Easily Amused “Amusement”

I wouldn’t dare to try and define the word “art,” and would be just as reluctant to give any criteria by which art could be judged as “good” or “bad.”  However, I don’t think it will be too controversial for me to claim that as a general rule, things that are assigned the label of “art” have the quality of being engaging or compelling in some manner.  Whether in the form of a song, theater production, sculpture, slam poem, primal scream or urinal, art finds a way to command your attention, at least for a moment. It compels you to engage with it somehow.

This active relationship to the thing we call “art” seems to be universal, being shared by people around the world and saturating our cultural milieu at every level, from religion to entertainment.  This tells me that this relationship is fundamental – for some reason, we need art.  As far as I can tell, the ways in which something can be engaging or compelling are infinite as well as entirely subjective.  For this reason, it seems absurd to place strict limitations on what constitutes art.  All I can do is attempt to consider what art means to me. I invite you to do the same.
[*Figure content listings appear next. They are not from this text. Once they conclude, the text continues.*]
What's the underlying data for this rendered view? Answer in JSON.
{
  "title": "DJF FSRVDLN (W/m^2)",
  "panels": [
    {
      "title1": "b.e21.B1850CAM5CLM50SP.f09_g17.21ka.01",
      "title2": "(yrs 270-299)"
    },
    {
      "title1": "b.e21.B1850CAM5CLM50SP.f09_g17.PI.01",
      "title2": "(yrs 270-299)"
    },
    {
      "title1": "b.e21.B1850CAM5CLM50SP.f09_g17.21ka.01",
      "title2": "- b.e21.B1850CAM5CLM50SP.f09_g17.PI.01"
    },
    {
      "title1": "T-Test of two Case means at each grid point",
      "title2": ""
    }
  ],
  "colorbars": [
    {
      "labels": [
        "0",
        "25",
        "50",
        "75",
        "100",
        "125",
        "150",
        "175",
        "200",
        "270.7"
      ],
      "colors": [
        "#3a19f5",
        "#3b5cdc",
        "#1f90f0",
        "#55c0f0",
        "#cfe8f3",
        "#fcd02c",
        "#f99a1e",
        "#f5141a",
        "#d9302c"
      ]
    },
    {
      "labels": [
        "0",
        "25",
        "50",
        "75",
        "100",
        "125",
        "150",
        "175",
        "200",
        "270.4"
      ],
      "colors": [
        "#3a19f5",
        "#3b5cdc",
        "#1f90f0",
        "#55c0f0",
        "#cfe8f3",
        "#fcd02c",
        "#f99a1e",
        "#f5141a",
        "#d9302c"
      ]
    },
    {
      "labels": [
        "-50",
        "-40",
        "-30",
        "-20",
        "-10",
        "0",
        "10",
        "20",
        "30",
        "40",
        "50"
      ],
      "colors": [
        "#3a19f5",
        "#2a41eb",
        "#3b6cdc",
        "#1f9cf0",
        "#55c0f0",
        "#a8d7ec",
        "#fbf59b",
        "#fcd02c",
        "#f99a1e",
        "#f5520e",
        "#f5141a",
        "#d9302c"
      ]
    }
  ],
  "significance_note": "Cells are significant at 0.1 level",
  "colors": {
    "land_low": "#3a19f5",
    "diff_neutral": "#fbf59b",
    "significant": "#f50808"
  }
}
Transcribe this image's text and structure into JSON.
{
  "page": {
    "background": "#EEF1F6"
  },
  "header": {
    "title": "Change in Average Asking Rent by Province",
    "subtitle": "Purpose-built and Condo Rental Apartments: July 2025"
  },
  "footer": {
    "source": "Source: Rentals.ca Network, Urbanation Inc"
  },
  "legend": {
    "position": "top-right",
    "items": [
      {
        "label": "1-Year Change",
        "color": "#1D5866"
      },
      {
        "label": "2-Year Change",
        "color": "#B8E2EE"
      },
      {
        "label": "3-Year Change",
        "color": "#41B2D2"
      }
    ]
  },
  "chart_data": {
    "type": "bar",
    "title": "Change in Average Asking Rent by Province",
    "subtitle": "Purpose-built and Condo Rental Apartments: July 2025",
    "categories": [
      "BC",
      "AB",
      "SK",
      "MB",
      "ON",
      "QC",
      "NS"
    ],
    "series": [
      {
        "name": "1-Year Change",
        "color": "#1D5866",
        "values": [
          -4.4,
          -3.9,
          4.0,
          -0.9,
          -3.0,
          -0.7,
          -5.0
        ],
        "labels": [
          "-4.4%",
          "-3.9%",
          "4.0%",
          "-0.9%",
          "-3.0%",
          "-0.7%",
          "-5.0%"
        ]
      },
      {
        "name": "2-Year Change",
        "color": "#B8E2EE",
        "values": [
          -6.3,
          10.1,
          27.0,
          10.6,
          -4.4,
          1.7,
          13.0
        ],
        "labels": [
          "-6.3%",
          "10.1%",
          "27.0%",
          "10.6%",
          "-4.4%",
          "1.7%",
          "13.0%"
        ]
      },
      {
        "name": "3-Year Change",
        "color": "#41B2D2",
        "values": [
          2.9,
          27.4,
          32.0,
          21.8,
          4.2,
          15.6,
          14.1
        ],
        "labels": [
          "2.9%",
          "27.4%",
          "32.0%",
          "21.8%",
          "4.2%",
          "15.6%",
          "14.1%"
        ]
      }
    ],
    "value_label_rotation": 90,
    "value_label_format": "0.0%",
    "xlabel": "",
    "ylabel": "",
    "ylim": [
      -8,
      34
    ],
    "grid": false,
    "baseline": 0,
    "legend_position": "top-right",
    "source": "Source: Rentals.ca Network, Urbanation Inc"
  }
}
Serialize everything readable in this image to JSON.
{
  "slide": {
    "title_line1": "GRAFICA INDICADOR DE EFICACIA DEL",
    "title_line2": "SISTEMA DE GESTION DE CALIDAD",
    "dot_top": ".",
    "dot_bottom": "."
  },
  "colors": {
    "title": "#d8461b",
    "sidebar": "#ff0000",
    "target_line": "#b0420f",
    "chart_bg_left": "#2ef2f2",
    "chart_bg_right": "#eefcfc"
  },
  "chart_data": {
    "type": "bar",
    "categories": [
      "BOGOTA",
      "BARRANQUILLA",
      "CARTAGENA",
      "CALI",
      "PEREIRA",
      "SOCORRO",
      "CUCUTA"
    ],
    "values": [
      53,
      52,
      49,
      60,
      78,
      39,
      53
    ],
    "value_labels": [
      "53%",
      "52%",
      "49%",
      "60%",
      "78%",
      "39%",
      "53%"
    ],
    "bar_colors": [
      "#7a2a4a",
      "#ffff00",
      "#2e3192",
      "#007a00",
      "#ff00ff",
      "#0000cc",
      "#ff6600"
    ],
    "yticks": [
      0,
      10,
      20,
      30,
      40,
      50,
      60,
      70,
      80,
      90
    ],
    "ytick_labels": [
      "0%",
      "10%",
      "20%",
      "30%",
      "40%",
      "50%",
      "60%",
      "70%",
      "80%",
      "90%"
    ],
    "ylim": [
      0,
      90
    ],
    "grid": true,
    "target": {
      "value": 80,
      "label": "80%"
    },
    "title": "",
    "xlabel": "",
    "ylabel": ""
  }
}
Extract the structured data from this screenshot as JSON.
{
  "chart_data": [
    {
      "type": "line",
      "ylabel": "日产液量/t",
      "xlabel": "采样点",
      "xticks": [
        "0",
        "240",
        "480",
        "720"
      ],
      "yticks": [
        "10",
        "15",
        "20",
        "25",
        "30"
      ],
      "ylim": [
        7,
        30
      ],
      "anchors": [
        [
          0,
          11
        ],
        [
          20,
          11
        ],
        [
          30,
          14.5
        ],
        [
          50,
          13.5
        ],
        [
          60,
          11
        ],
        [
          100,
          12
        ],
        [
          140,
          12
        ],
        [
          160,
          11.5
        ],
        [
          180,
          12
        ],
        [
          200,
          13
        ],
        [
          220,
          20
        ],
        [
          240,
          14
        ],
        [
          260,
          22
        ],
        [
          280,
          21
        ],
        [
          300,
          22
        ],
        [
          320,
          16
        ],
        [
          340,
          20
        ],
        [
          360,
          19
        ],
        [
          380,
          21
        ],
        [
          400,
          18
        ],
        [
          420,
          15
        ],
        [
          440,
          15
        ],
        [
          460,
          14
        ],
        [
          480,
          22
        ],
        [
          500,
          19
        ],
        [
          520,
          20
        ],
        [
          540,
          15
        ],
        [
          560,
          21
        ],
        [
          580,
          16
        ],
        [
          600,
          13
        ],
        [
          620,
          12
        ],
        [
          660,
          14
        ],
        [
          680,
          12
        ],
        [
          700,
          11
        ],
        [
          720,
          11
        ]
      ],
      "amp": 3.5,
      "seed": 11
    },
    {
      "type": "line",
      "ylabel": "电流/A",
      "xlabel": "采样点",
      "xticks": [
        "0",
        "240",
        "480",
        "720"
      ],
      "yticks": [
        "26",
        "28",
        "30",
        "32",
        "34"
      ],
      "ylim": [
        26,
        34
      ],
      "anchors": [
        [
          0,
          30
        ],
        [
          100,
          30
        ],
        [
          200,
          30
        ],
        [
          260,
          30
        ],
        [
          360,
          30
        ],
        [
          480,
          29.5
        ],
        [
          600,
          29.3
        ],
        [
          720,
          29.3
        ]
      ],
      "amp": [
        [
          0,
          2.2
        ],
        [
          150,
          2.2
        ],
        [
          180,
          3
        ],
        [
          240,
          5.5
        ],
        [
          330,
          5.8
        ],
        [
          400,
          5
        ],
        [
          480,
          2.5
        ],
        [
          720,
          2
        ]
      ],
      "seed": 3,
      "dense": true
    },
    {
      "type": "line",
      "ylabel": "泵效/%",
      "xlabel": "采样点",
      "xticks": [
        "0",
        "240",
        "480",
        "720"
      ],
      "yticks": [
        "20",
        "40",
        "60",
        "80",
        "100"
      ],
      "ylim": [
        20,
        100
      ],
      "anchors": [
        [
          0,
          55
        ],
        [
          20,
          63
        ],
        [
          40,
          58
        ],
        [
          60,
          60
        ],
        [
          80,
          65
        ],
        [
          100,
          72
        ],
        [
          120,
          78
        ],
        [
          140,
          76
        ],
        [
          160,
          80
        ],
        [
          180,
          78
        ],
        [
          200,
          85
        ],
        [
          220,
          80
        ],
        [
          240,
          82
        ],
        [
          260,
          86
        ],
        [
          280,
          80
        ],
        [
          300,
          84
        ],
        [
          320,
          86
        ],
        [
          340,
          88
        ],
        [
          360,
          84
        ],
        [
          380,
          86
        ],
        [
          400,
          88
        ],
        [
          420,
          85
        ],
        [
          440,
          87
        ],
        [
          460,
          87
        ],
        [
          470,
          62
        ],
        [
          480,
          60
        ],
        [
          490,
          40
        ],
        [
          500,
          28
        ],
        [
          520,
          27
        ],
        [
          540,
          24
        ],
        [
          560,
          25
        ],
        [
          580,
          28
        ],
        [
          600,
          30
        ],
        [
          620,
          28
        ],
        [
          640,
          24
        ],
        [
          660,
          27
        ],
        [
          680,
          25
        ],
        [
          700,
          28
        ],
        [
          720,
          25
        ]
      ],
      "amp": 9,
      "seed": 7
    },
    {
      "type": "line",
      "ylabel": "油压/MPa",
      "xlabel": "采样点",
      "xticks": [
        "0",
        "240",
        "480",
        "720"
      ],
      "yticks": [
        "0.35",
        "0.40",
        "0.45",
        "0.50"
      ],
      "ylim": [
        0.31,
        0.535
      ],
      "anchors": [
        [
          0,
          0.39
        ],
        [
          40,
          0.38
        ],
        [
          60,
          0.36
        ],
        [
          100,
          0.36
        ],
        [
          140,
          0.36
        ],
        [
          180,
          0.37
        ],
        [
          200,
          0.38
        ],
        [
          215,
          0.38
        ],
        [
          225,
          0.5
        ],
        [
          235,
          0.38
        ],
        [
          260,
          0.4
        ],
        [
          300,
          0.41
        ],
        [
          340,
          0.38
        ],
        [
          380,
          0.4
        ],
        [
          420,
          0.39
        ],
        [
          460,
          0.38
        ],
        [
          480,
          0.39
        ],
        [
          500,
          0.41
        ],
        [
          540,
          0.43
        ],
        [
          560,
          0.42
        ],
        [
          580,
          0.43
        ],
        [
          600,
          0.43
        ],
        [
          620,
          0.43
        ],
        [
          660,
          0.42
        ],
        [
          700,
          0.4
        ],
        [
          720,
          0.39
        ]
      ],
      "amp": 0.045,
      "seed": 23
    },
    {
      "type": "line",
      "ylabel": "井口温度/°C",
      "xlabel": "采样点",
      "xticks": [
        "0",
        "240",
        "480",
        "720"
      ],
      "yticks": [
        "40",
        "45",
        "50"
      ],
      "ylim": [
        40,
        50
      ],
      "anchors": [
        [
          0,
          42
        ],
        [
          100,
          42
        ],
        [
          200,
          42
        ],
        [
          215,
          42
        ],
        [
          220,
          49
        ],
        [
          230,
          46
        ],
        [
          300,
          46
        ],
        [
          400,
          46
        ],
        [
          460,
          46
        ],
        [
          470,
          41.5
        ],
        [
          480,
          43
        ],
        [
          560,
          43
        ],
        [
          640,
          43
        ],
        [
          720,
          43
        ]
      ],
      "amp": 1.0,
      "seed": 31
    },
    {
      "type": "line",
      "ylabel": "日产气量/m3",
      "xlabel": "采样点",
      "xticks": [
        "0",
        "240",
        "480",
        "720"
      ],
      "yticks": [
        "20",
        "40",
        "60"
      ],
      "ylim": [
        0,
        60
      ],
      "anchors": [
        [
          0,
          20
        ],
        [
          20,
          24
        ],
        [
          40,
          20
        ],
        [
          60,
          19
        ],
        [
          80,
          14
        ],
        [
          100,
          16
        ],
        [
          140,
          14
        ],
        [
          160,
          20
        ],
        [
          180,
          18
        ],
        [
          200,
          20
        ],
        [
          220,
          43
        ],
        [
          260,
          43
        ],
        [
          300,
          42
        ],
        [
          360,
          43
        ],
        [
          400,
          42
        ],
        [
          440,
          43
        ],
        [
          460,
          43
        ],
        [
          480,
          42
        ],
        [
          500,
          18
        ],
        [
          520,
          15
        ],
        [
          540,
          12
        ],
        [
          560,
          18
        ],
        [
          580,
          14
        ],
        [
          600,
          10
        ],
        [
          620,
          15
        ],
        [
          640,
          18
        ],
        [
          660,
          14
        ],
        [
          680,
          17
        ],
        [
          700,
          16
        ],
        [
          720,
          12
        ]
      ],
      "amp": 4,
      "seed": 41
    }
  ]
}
In my experience, art has asked me to listen, has invited me to step outside my own preconceptions, has challenged my sense of identity, has made me deeply uncomfortable, has elevated my spirits, has made me cry and laugh and everything in between.  What exactly is happening when you become deeply absorbed in the plot of a good movie or find yourself transfixed by the beauty of a painting?  You could philosophize endlessly about this, but I prefer a simple, albeit unsophisticated, explanation.

I like to imagine that in those moments, I come under the spell of a Muse – those spirits of artistic inspiration that were so revered by the Ancient Greeks.  The Greeks thought that their great myths, dramas and poetry had their true provenance in these Muses, and that the artists who brought forth these works were merely “in tune” with them.

I interpret the influence of a Muse as a sort of metaphor for the activity of one’s subconscious creative potential, but I think the Greeks can still help explain what is going on when art grabs hold of you and won’t let go.  In that state of captivation, it seems as if the Muses themselves are serenading you, their songs wordless but given form by the hands of the artist.  It is as though the true achievement of the artist is the offering of themselves as a conduit for the Muse’s inspiration, the object of the whole endeavor being the eventual impression made upon the one who listens to, views or otherwise receives the art.  The Muses have something to tell each of us, but they require the medium of an art form and a receptive artist.  The mark of their voices is that you can’t help but to listen.

In this process, something unique is distilled from a collective, impersonal substrate.  You can call that substrate Calliope or Terpsichore, or if you prefer, call it the subconscious impulse to be creative.  I sense the subtle influence of a Muse in any work of art that manages to be personal and universal simultaneously.  I don’t mean to imply that all art must be like this – for me, the concept of Muses is just a mythological way to consider where art comes from and what it does to us – and for us.

This is the sort of thing I hope to explore in this column.  I am interested especially in people’s experiences of art, whether they are creating it or consuming it.  There is no shortage of engaging, compelling folks at Lawrence creating engaging, compelling things; I want to get to know them and their own experiences and perspectives.  I want to learn what amuses them and why.

As you can probably tell, I fumbled around quite a bit while writing this introductory column, searching for the best way to organize my thoughts.  It will undoubtedly be an ongoing process as I find my voice in the coming weeks and months, but I hope you’ll join me each week – it’ll be a good time.  I invite any and all suggestions, comments and critiques – please contact me any time at mackenzj@lawrence.edu.

I was disappointed to learn that the word “Muse” has no relation to the word “amuse,” the latter having a Latin root.  Even still, I invite you to consider whether you have ever sensed something like a Muse when you feel tingles down your spine as you listen to your favorite song or receive a sudden flash of inspiration that demands to be given form.  If not, perhaps the best place to begin searching for your Muse is in those things that afford you simple, genuine amusement.